What I learned from Woewiyu’s revelations about Ellen Johnson-Sirleaf is that she’s cold, feisty, dangerously cunning and ambitious, and like many Liberian politicians she craves presidential powers, and will not hesitate to go out of her way to do whatever it takes to win or seize state power. And if she cannot achieve that dream, there is nothing on earth that will prevent Ellen from pursuing her presidential aspirations.
I always believed Ellen Johnson Sirleaf was a force in a race where she’s the only well-known female candidate against a tide of powerful and culturally dominant men. With her international appeal and financial expertise, I concluded that she could be the medication the doctor prescribed for Liberia’s problems.
Ellen however has a lot of explanation to do from now on through Election Day, in calming down voters’ fears about her alleged bloody past. She cannot continue to dance around the issue by rudely shutting down her critics who have legitimate questions they want to ask a lady who wants to be President of Liberia.
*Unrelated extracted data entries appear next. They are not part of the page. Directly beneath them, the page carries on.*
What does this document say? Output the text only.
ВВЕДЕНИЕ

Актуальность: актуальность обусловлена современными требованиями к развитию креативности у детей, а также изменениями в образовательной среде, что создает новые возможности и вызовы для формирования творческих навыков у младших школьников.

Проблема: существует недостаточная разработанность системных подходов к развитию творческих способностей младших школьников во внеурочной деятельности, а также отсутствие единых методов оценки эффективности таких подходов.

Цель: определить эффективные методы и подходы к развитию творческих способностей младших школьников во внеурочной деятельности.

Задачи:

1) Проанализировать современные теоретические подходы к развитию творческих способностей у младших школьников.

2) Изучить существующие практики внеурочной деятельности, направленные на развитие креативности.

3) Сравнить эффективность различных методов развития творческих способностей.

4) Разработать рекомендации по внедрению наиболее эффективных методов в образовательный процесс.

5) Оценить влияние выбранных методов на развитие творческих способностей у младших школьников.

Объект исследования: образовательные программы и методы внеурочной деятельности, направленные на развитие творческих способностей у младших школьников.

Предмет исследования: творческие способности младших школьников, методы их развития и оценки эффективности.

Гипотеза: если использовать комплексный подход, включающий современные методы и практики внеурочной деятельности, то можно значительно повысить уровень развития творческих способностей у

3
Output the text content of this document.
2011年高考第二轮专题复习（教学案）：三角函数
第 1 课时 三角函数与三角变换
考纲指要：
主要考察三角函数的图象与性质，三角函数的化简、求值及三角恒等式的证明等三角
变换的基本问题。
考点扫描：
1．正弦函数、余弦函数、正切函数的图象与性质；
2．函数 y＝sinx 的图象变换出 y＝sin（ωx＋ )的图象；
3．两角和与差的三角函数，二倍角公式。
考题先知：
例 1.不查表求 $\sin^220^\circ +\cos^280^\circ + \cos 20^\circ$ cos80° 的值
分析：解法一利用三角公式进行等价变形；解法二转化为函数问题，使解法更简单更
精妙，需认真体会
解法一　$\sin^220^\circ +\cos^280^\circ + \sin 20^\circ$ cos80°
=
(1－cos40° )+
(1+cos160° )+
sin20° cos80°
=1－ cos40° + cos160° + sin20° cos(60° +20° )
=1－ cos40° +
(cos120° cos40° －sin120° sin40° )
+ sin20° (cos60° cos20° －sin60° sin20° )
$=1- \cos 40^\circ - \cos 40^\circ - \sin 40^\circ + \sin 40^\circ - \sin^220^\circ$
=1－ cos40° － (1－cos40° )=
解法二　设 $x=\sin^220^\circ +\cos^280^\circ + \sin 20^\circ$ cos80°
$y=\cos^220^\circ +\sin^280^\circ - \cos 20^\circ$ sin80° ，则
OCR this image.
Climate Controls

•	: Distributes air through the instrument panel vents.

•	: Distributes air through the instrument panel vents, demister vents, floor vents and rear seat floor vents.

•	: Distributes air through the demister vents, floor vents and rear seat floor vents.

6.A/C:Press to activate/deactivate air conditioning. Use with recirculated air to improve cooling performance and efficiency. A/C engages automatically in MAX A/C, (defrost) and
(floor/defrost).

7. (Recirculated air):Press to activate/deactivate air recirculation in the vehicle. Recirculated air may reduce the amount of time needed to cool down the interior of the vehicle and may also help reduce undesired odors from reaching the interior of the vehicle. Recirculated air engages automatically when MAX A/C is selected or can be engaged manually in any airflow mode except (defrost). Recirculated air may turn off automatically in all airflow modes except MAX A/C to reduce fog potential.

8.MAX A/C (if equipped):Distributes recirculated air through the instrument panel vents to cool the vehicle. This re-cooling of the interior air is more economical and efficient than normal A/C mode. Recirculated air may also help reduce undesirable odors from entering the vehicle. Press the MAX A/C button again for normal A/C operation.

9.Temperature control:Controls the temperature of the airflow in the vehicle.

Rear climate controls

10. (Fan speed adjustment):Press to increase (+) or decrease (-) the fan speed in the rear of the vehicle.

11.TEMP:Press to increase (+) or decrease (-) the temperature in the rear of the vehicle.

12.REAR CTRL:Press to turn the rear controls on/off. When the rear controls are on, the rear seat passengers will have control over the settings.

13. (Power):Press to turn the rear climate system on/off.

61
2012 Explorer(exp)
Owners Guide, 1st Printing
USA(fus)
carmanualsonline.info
Ellen Johnson-Sirleaf must work hard and answer those lingering questions succinctly, with the hopes of convincing and instilling confidence in those who would like to vote for her, and those who haven’t made up their minds yet.
With the explosive revelations all over the place in less than a month to the actual general and presidential elections, it will be a tough sell, of course, for Ellen and her camp to convince those on the sidelines who haven’t made up their minds yet to vote for her come October 11.
Is Ellen a Teflon candidate? Only time will tell.